Look at that horse. It doesn’t need to mean anything more than what it says. It isn’t jargon. Beyonce doesn’t say “circle back and touch base with the four legged equine in the near future.” She says to LOOK at that HORSE. And when we look at the horse, then what? Nothing. Just… enjoy it. See it. Notice it. Sometimes we get so wound up trying to sound smart that we lose the plot entirely. We get afraid to just say what we mean, lest someone think we don’t know big words. I’m sure this is rich coming from someone who just spent nine Google Doc pages talking about an album, but I did already admit that I’m not perfect.

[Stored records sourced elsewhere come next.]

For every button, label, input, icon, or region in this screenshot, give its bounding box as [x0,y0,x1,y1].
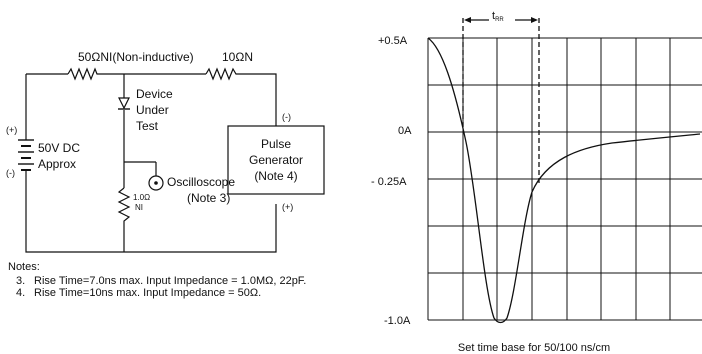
dut-label-line3: Test [136,119,159,133]
notes-block: Notes: 3. Rise Time=7.0ns max. Input Imp… [8,261,306,299]
source-voltage-label: 50V DC [38,141,80,155]
waveform-panel: +0.5A 0A - 0.25A -1.0A tRR Set time base… [371,8,702,354]
test-circuit: 50ΩNI(Non-inductive) 10ΩN Device Under T… [6,50,325,253]
note-3-text: Rise Time=7.0ns max. Input Impedance = 1… [34,275,306,287]
pulse-generator-line2: Generator [249,153,303,167]
resistor-10-label: 10ΩN [222,50,253,64]
y-label-plus-half: +0.5A [378,35,408,47]
resistor-10-ohm [205,67,238,81]
oscilloscope-label: Oscilloscope [167,175,235,189]
pulse-generator-line1: Pulse [261,137,291,151]
reverse-recovery-curve [427,37,701,324]
source-plus-label: (+) [6,125,17,135]
y-label-minus-quarter: - 0.25A [371,176,407,188]
source-approx-label: Approx [38,157,76,171]
notes-heading: Notes: [8,261,40,273]
note-4-text: Rise Time=10ns max. Input Impedance = 50… [34,287,261,299]
time-base-caption: Set time base for 50/100 ns/cm [458,342,610,354]
oscilloscope-input-dot [154,181,158,185]
note-3-number: 3. [16,275,25,287]
resistor-50-label: 50ΩNI(Non-inductive) [78,50,194,64]
trr-subscript: RR [495,17,504,23]
battery-icon [18,139,34,171]
shunt-value-label: 1.0Ω [133,193,150,202]
trr-label: tRR [492,10,504,23]
y-label-minus-one: -1.0A [384,315,411,327]
diode-symbol [118,97,130,110]
pulse-generator-line3: (Note 4) [254,169,297,183]
resistor-50-ohm [67,67,100,81]
dut-label-line1: Device [136,87,173,101]
trr-arrow-right-icon [531,17,538,23]
trr-arrow-left-icon [464,17,471,23]
y-label-zero: 0A [398,125,412,137]
circuit-wire-top-right [238,73,277,126]
pulse-generator-box [227,125,325,195]
circuit-wire-left-lower [25,170,277,253]
dut-label-line2: Under [136,103,169,117]
source-minus-label: (-) [6,168,15,178]
waveform-grid [427,37,702,321]
pulse-minus-label: (-) [282,112,291,122]
note-4-number: 4. [16,287,25,299]
shunt-type-label: NI [135,203,143,212]
pulse-plus-label: (+) [282,202,293,212]
resistor-shunt [117,187,131,252]
oscilloscope-note-label: (Note 3) [187,191,230,205]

Look at that horse. It’s silly. It doesn’t take itself too seriously. The absurdity of this line doesn’t invalidate all of the poetry on the album or the serious messages throughout… it just IS. It’s as much a part of Cowboy Carter as the powerful statements on racism and sexism. That’s the best part about authentic leadership, the ability to contain multitudes and proudly display all of them.